To solve this problem, researchers at Google AI devised a new, differentially private clustering technique based on the confidential creation of new representative data points.
Differentially private algorithm
In their previous work, the researchers proposed a differentially private algorithm for grouping data points. In the local model, where the user’s privacy is protected even from the central server performing the clustering, the algorithm had the advantage of being private. However, such an approach inevitably results in a much greater loss than approaches based on privacy models that require trusting a central server.
The new method uses a clustering algorithm inspired by the central differential privacy model, in which the central server is trusted to have full access to the raw data. This method aims to calculate the centers of differentially private clusters that do not disclose information about individual data points. The central model is the standard differential privacy paradigm. In addition, the algorithms of the central model can be simply exchanged with non-private peers as they do not need to modify the data collection process. After that, any (non-private) clustering method (for example, k-means ++) is executed on this privately produced base set.
The algorithm produces the private base set at a high level by recursively partitioning the points into “buckets” of similar points using a locality sensitive hash (LSH) based on a random projection. Then it replaces each bucket with a single weighted point that is the average of the points in the bucket. Here the weight is equal to the number of points in the same bucket. However, as stated earlier, this algorithm is not yet private. The algorithm is made private by introducing noise into both the counts and averaging points in a bucket and performing each action privately.
Because the added noise masks the contributions of each point to the number of compartments and the means of the compartments, the behavior of the algorithm does not reveal any information about an individual point and respects differential confidentiality. The individual points will not be well represented by the points of the base set if the number of points in the compartments is too large. On the other hand, if the number of points in a bucket is too small, the added noise will become significant compared to the actual values, resulting in poor quality of the kernel.

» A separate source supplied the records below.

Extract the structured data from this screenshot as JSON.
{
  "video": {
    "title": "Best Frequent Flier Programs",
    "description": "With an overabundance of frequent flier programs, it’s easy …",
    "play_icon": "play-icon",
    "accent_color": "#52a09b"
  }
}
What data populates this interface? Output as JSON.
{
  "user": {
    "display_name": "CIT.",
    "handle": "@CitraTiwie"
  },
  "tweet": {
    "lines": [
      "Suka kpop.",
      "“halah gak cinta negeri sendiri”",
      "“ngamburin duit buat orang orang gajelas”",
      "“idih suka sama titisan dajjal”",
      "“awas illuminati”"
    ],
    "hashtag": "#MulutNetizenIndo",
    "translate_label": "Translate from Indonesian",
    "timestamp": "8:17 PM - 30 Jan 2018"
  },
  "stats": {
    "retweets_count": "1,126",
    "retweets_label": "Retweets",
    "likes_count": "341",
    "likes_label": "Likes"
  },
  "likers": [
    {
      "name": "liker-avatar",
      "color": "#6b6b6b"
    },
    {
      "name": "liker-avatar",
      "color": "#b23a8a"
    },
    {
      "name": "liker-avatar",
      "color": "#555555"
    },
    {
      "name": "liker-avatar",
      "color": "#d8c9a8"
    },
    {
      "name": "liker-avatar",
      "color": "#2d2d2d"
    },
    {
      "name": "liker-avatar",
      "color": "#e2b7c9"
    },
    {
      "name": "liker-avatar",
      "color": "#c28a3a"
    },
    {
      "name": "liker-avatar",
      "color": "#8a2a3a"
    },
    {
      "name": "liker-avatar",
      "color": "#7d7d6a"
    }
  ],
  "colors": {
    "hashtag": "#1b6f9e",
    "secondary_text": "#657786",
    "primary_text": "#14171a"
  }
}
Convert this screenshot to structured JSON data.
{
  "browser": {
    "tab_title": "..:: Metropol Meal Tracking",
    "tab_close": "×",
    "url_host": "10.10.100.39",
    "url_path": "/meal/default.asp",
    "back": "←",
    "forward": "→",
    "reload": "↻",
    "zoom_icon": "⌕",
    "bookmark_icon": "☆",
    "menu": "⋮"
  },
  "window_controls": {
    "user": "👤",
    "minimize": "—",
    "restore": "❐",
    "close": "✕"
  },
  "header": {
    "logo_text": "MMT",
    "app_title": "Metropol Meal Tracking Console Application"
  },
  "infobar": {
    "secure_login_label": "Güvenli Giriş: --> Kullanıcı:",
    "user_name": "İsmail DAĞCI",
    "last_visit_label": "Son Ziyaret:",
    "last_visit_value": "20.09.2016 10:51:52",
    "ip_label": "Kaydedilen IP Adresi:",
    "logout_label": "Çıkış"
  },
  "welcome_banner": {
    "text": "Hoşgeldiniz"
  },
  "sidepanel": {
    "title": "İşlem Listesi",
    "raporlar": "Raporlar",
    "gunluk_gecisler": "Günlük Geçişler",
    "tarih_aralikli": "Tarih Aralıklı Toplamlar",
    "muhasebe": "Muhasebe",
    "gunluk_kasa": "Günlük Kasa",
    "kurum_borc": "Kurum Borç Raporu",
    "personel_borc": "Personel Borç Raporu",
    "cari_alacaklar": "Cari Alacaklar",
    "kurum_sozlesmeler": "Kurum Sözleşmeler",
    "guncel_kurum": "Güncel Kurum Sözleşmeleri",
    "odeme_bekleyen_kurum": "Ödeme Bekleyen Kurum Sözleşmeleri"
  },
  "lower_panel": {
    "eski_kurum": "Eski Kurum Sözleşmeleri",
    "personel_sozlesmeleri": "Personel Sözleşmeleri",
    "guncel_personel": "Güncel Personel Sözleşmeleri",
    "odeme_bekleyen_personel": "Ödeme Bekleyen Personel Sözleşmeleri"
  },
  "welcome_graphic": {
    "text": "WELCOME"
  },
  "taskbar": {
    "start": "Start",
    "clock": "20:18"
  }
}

The algorithm achieves this trade-off using user-supplied parameters.
The researchers compared the performance of the proposed technique with the (non-private) k-means ++ algorithm and a few other algorithms with available implementations, such as diffprivlib and dp-clustering-icml17. For this, they used the following benchmark datasets:
- A synthetic dataset with 100,000 data points in 100 dimensions sampled from a mixture of 64 Gaussians
- Neural representations for the MNIST dataset on handwritten digits obtained by training a LeNet model
- UC Irvine Letter Recognition Dataset
- UC Irvine Gas Turbine CO and NOx Emissions Dataset
For these benchmark data sets, they evaluate the loss of normalized k mean while changing the number of target centers (k). The proposed method achieves a lower loss in three of the four data sets analyzed than the other private algorithms.
Additionally, they examine the cluster label accuracy for datasets with specified ground truth labels, which is the labeling accuracy achieved by assigning the most frequent ground truth label in each cluster discovered by the clustering algorithm at all points of this cluster. The results show that the method outperforms existing private algorithms for all datasets with pre-specified ground truth labels considered.
The researchers stress that any preprocessing done before using the private clustering technique should take into account the loss of privacy individually. They intend to make adjustments to the algorithm to work better with data that has not been preprocessed.
Moreover, the proposed algorithm requires a radius supplied by the user, all the data points being in the sphere of this radius. This is used to calculate the amount of noise to add to the compartment averages. They estimated the relevant limits for each dataset non-privately for this experimental evaluation. However, these limits should be calculated privately or provided without knowing the dataset when running the algorithms in real life.